Вот оно, ах, вот оно и сказано; Цезарь шел к своей цели уверенно, напролом, и ничто не помешает ему похитить манускрипты!
— Октавиан, оставь мне поэму!
— Верно, Вергилий, о том и речь… Луций Варий и Плотий поведали мне о твоем чудовищном замысле, и я, подобно им, не могу этому поверить… Ты и впрямь задумал уничтожить свои творения?
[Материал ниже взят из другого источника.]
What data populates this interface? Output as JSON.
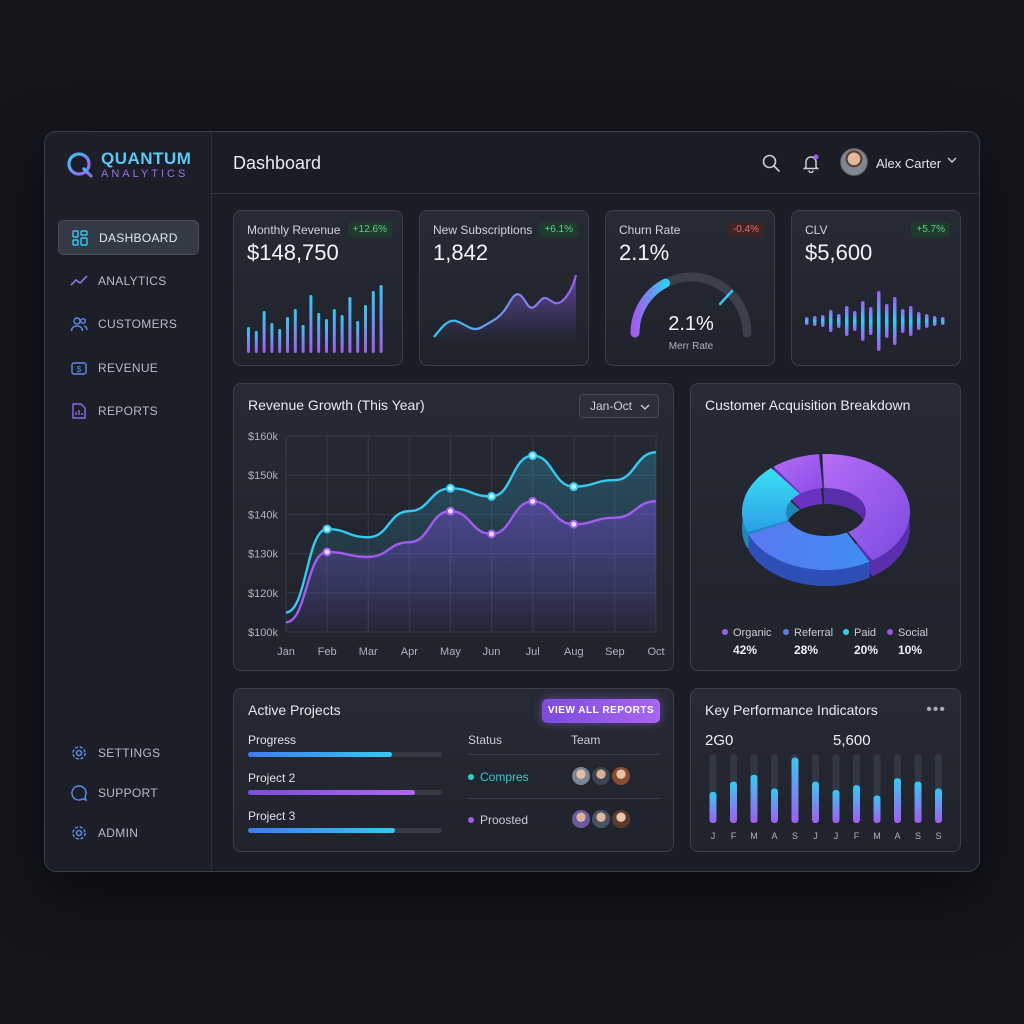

Наступила тишина, суровая тишина, и, начертанная бледным тонким контуром, она сосредоточилась в задумчиво-суровом лице Цезаря. Еле слышным причитанием донеслась из ниоткуда жалоба, тоже тонкая и пронзительно-четкая, как складка над бровями Августа, не сводившего с него глаз.
— Молчишь, — сказал Цезарь. — Стало быть, ты и впрямь решил забрать назад свой дар… Подумай, Вергилий, — ведь это же «Энеида»! Твои друзья крайне огорчены, а я, как ты знаешь, тоже причисляю себя к ним.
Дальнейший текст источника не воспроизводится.